Por Redação | 04.12.2015 às 10:35

Nesta quinta-feira (3), foram apresentados números que mostram o quanto as operadoras estão deixando de cumprir as metas estabelecidas pela Anatel em relação à qualidade dos serviços de telecomunicações no Brasil. O índice mais preocupante, segundo os indicadores da agência reguladora, está relacionado ao atendimento aos clientes.

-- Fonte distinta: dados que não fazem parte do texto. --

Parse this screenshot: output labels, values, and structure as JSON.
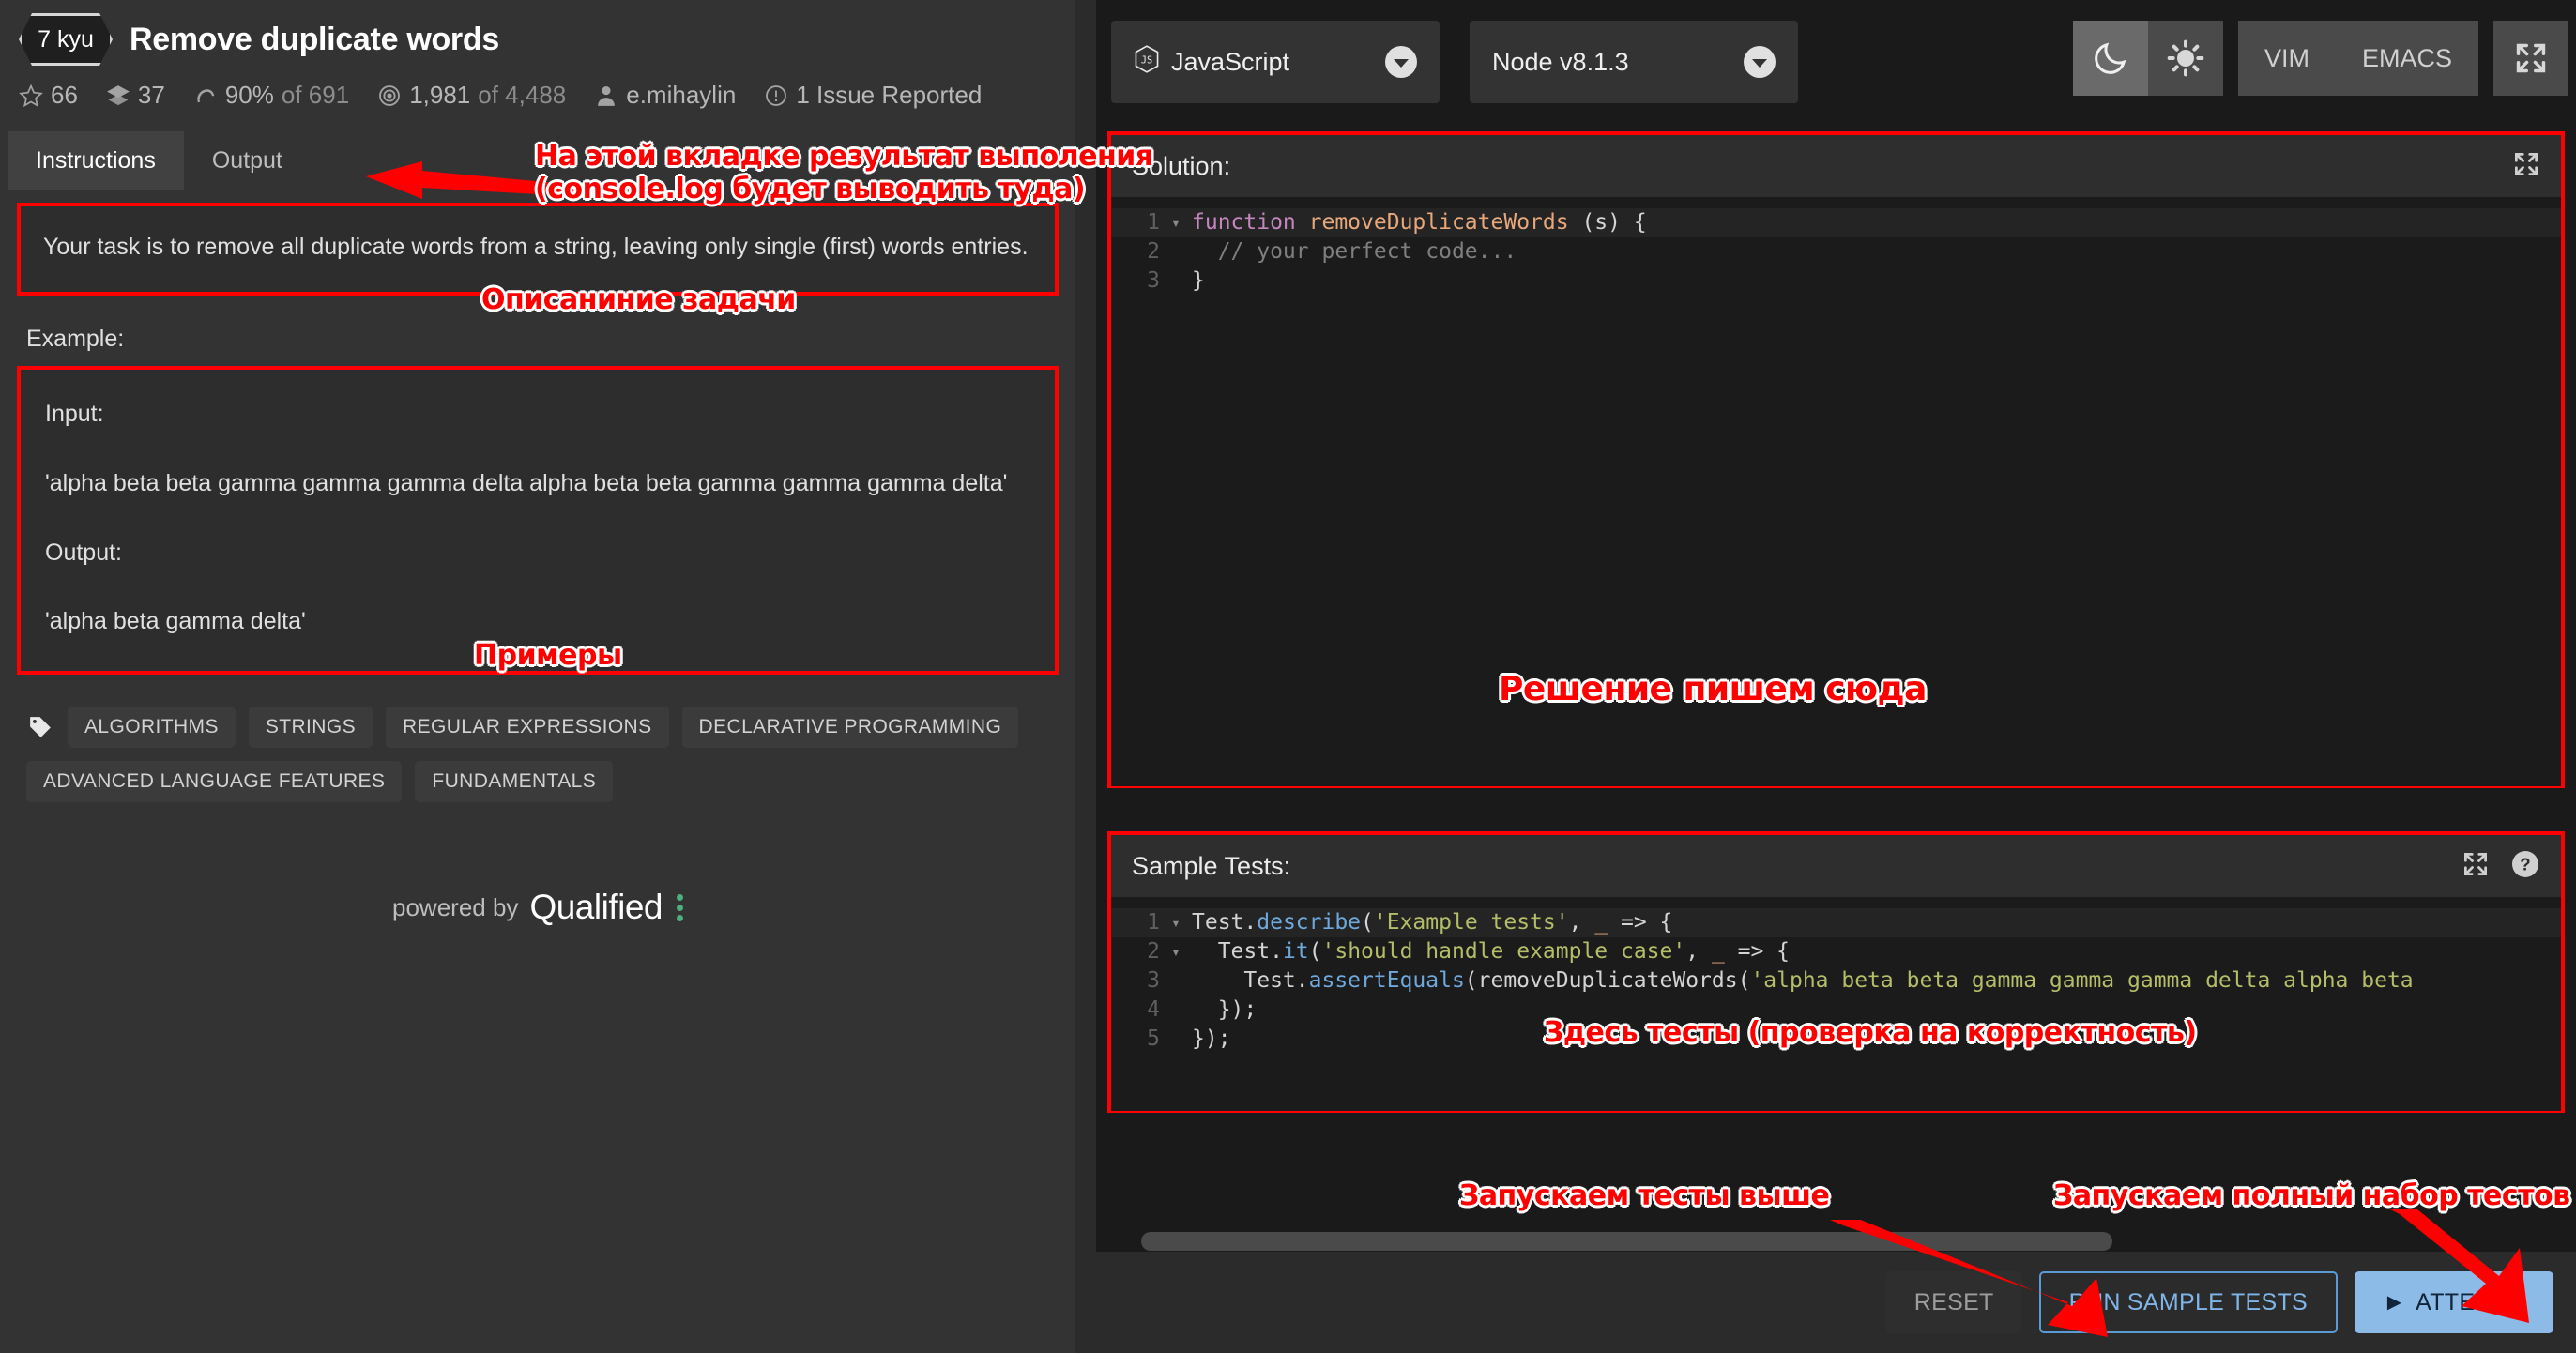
{
  "kata": {
    "kyu": "7 kyu",
    "title": "Remove duplicate words",
    "stats": {
      "stars": "66",
      "collections": "37",
      "satisfaction": "90%",
      "satisfaction_of": "of 691",
      "completed": "1,981",
      "completed_of": "of 4,488",
      "author": "e.mihaylin",
      "issues": "1 Issue Reported"
    }
  },
  "tabs": [
    {
      "label": "Instructions",
      "active": true
    },
    {
      "label": "Output",
      "active": false
    }
  ],
  "description": {
    "text": "Your task is to remove all duplicate words from a string, leaving only single (first) words entries.",
    "example_label": "Example:",
    "input_label": "Input:",
    "input_value": "'alpha beta beta gamma gamma gamma delta alpha beta beta gamma gamma gamma delta'",
    "output_label": "Output:",
    "output_value": "'alpha beta gamma delta'"
  },
  "tags": [
    "ALGORITHMS",
    "STRINGS",
    "REGULAR EXPRESSIONS",
    "DECLARATIVE PROGRAMMING",
    "ADVANCED LANGUAGE FEATURES",
    "FUNDAMENTALS"
  ],
  "footer": {
    "powered_by": "powered by",
    "brand": "Qualified"
  },
  "toolbar": {
    "language": "JavaScript",
    "runtime": "Node v8.1.3",
    "vim": "VIM",
    "emacs": "EMACS"
  },
  "solution": {
    "title": "Solution:",
    "lines": [
      {
        "n": "1",
        "fold": "▾",
        "highlight": true,
        "tokens": [
          {
            "t": "function",
            "c": "k-kw"
          },
          {
            "t": " ",
            "c": "k-pl"
          },
          {
            "t": "removeDuplicateWords",
            "c": "k-fn"
          },
          {
            "t": " (s) {",
            "c": "k-pl"
          }
        ]
      },
      {
        "n": "2",
        "fold": "",
        "highlight": false,
        "tokens": [
          {
            "t": "  // your perfect code...",
            "c": "k-cm"
          }
        ]
      },
      {
        "n": "3",
        "fold": "",
        "highlight": false,
        "tokens": [
          {
            "t": "}",
            "c": "k-pl"
          }
        ]
      }
    ]
  },
  "sample_tests": {
    "title": "Sample Tests:",
    "lines": [
      {
        "n": "1",
        "fold": "▾",
        "highlight": true,
        "tokens": [
          {
            "t": "Test.",
            "c": "k-pl"
          },
          {
            "t": "describe",
            "c": "k-mth"
          },
          {
            "t": "(",
            "c": "k-pl"
          },
          {
            "t": "'Example tests'",
            "c": "k-str"
          },
          {
            "t": ", ",
            "c": "k-pl"
          },
          {
            "t": "_",
            "c": "k-var"
          },
          {
            "t": " => {",
            "c": "k-pl"
          }
        ]
      },
      {
        "n": "2",
        "fold": "▾",
        "highlight": false,
        "tokens": [
          {
            "t": "  Test.",
            "c": "k-pl"
          },
          {
            "t": "it",
            "c": "k-mth"
          },
          {
            "t": "(",
            "c": "k-pl"
          },
          {
            "t": "'should handle example case'",
            "c": "k-str"
          },
          {
            "t": ", ",
            "c": "k-pl"
          },
          {
            "t": "_",
            "c": "k-var"
          },
          {
            "t": " => {",
            "c": "k-pl"
          }
        ]
      },
      {
        "n": "3",
        "fold": "",
        "highlight": false,
        "tokens": [
          {
            "t": "    Test.",
            "c": "k-pl"
          },
          {
            "t": "assertEquals",
            "c": "k-mth"
          },
          {
            "t": "(removeDuplicateWords(",
            "c": "k-pl"
          },
          {
            "t": "'alpha beta beta gamma gamma gamma delta alpha beta",
            "c": "k-str"
          }
        ]
      },
      {
        "n": "4",
        "fold": "",
        "highlight": false,
        "tokens": [
          {
            "t": "  });",
            "c": "k-pl"
          }
        ]
      },
      {
        "n": "5",
        "fold": "",
        "highlight": false,
        "tokens": [
          {
            "t": "});",
            "c": "k-pl"
          }
        ]
      }
    ]
  },
  "buttons": {
    "reset": "RESET",
    "run_sample_tests": "RUN SAMPLE TESTS",
    "attempt": "ATTEMPT"
  },
  "annotations": {
    "output_tab_l1": "На этой вкладке результат выполения",
    "output_tab_l2": "(console.log будет выводить туда)",
    "task_description": "Описаниние задачи",
    "examples": "Примеры",
    "solution_here": "Решение пишем сюда",
    "tests_here": "Здесь тесты (проверка на корректность)",
    "run_tests_above": "Запускаем тесты выше",
    "run_full_suite": "Запускаем полный набор тестов"
  },
  "colors": {
    "annotation": "#ff0000",
    "attempt_bg": "#8cbbe8",
    "run_border": "#5b9bd5",
    "brand_dot": "#4caf7d"
  }
}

De acordo com a superintendente de Controle de Obrigações da Anatel, Karla Crossara, "no caso da telefonia fixa, temos 70,4% de cumprimento das metas. Isso é avaliado em três vieses: rede, reação do usuário e atendimento. Em rede é 85,5%. Na parte de reação do usuário, 67,3%. Na parte de atendimento o cumprimento é de 35%; é muito pouco".

Há dois anos o índice para telefonia fixa era superior a 75%. Nos outros serviços este cenário é ainda mais preocupante. Na telefonia móvel apenas 68% das metas de qualidade estipuladas pela Anatel são cumpridas. Para banda larga fixa a queda foi expressiva, de 70,5% para 59,9% nos últimos três anos. Crossara admite que são todos "percentuais aquém do que desejaríamos". No entanto, ela argumenta que os dados levantados em infraestrutura são mais animadores. Segundo ela, "a parte de rede vem sendo alcançada. Existe necessidade de aprimoramento voltado à percepção do usuário".

Mesmo com indicadores de infraestrutura com 85% para telefonia fixa, 67% para banda larga e 65% para telefonia móvel, a Anatel entende que há alguma melhora ao contabilizar todos os dados. Em 2014, 1.828 municípios estavam longe das metas de qualidade. Hoje, são 825, uma queda significativa de mais de 50%.

Há a expectativa de que a queda reiterada mude de trajetória a partir do próximo ano. "No começo de 2016 faremos a primeira medição com olhar sancionatório", explica Crossara. A Anatel também voltou a prometer uma revisão no regulamento de qualidade. O objetivo do órgão é levar as metas de qualidade muito mais para a esfera da satisfação e percepção do usuário. "Ano que vem colocaremos em consulta o novo modelo de gestão da qualidade e de acompanhamento e controle. Todas as questões estão sendo revisitadas", conclui a superintendente.